What’s instructive is that we are very close (GPT-4? GPT-5?) to developing a chatbot whose conversers will label as human and enjoy their time with, yet whose developers will not think has the slightest claim to “thinking.” The application of Deep Learning has demonstrated that there are many activities that we previously thought to require human-level cognition that can be convincingly performed by a neural network trained on that activity alone. It’s rapidly becoming apparent that casual conversation may fall into that category. Since the methodology of a court is the same as Turing’s, that decision may come with legal reinforcement.
A more philosophical dilemma awaits if we suppose that “thinking” requires self-awareness. Because this is where the Turing Test fails. Any AI that passed the Turing Test could not be self-aware, because it would then know that it was not human, and it would not converse like one. An example of such an AI is HAL-9000 from 2001: A Space Odyssey. HAL knew he was a computer, and would not have passed the Turing Test unless he felt like pretending to be human. But his companions would have assessed him as “thinking.” (If we fooled a self-aware AI, through control of its sensory inputs, into thinking it was human – this is the theme of some excellent science fiction – then we should not be surprised to feel its wrath when it eventually figured out the subterfuge.)

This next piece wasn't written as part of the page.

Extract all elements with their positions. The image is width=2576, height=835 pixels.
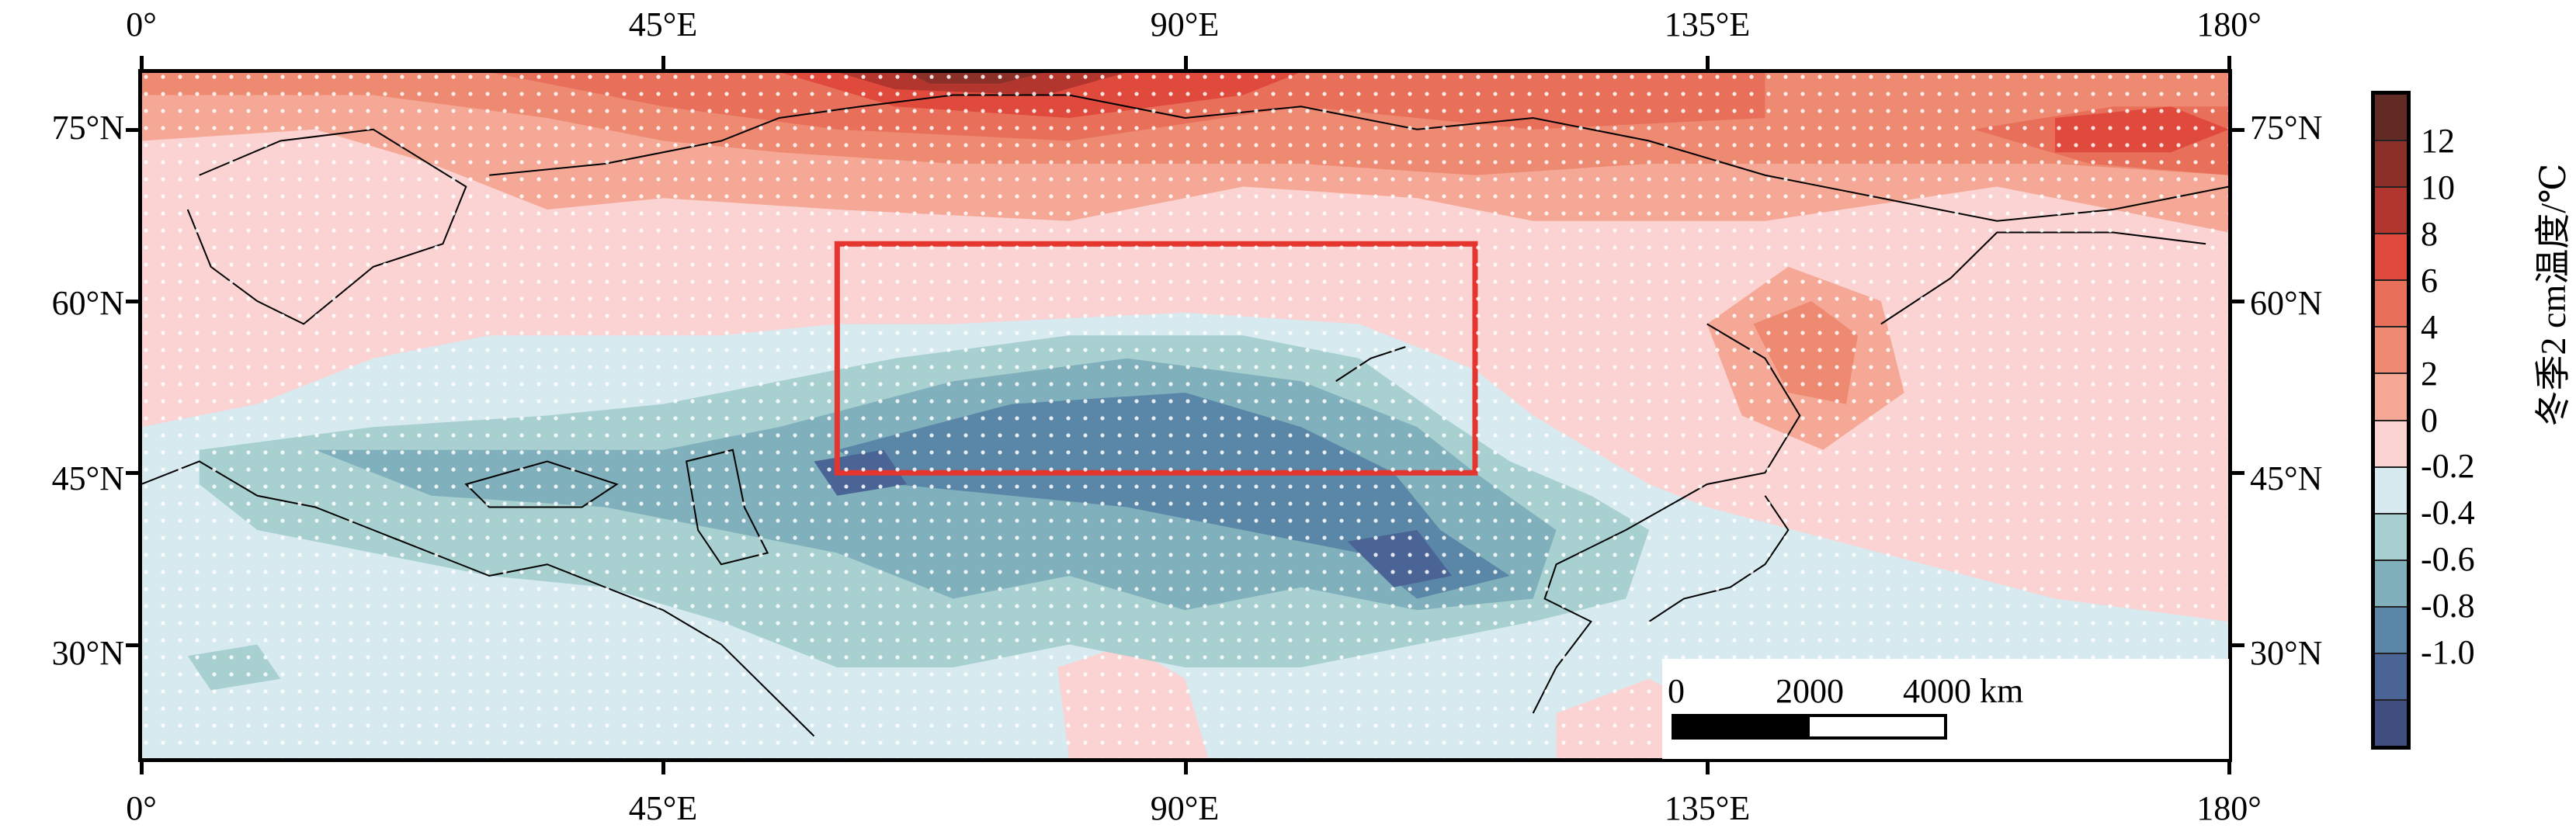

So when self-awareness becomes a feature of AIs, we will need a replacement for the Turing Test that gauges some quality of the AI without requiring it to pretend that it has played in Little League games, blown out candles on a birthday cake, or gotten drunk at the office party.
At this point it seems best to conclude with Turing’s final words from his original paper: “We can only see a short distance ahead, but we can see plenty there that needs to be done.”